Health Insurance Health Reform

Covered California and Adverse Selection

The Affordable Care Act requires all individuals to be offered the same premium regardless of health status. Although there are some ratings bands based on age and smoking status, most people who purchase insurance on health insurance exchanges receive the same premium for any given insurance product from any given insurance company. The insurance products in the exchange, however, do vary in how generously the medical costs. Platinum products cover the largest share of patient cost but also have the highest premiums; catastrophic plans cover the smallest share of patient health care cost, but have the lowest premiums. Other metal tier plans (in decreasing order of generosity) include gold, silver and bronze plans.

 

This begs the question whether there is adverse selection where patients who are sicker are more likely to choose more generous plans. A paper by Bindman et al. (2015) examines just this question.
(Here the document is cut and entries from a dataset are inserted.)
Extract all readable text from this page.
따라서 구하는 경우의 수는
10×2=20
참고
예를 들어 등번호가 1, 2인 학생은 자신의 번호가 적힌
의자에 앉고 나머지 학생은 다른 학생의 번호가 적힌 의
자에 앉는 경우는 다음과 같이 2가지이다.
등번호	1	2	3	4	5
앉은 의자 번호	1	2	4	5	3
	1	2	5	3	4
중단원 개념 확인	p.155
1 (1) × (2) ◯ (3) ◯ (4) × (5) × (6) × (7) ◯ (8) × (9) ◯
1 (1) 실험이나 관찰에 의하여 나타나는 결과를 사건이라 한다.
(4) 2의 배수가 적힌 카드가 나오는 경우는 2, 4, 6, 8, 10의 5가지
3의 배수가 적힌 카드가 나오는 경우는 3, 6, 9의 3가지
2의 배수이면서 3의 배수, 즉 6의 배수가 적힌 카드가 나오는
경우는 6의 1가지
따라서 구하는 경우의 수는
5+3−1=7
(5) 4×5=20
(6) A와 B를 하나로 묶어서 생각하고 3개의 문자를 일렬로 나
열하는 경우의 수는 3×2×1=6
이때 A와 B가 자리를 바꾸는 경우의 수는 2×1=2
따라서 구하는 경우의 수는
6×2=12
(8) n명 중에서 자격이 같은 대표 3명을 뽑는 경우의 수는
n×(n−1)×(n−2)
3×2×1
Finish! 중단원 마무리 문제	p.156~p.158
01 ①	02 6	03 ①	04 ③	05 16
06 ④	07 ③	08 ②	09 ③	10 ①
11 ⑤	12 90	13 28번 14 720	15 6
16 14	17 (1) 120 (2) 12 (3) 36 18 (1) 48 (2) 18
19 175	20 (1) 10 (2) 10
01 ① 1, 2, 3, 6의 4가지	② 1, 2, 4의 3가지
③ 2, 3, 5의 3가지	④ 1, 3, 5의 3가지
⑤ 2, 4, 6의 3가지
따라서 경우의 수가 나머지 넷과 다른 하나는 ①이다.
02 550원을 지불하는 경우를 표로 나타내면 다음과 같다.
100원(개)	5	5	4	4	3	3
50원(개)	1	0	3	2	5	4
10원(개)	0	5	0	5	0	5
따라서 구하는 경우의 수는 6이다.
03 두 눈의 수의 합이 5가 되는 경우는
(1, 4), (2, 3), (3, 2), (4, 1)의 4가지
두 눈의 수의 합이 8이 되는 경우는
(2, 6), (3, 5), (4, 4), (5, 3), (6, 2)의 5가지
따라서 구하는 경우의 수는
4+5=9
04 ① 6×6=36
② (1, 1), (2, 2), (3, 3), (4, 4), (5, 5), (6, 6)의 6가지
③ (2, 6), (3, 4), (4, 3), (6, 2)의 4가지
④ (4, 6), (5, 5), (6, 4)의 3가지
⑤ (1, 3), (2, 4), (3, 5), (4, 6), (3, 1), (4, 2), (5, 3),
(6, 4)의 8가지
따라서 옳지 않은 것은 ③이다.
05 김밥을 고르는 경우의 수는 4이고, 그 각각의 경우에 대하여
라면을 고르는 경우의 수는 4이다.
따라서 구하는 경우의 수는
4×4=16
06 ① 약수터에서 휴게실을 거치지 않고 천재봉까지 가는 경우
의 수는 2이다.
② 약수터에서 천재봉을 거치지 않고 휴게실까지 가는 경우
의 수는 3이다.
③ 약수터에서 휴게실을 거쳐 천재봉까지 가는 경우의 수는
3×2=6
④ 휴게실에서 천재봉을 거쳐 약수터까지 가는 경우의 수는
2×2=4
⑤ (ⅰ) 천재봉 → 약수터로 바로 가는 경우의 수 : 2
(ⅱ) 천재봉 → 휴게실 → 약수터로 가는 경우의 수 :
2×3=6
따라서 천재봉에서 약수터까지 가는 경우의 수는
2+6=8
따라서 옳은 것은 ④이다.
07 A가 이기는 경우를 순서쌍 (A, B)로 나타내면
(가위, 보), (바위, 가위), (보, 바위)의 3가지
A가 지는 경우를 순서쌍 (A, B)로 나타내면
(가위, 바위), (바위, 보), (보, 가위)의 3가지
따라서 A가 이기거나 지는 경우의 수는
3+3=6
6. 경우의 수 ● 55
They use data from the health insurance exchange in California known as Covered California.

coveredcali

They find that patients who elect more generous plans with higher premiums are more likely to be older and sicker patients. Additionally, they find that patients who are sicker were more likely to sign up for Covered California immediately (October 2013), whereas those who signed up in the last months of enrollment (March and April 2014) were significantly healthier. The authors find some variability in risk score across health plan but as the four largest plans made up 91% of the market, most of this variability was confined to small plans.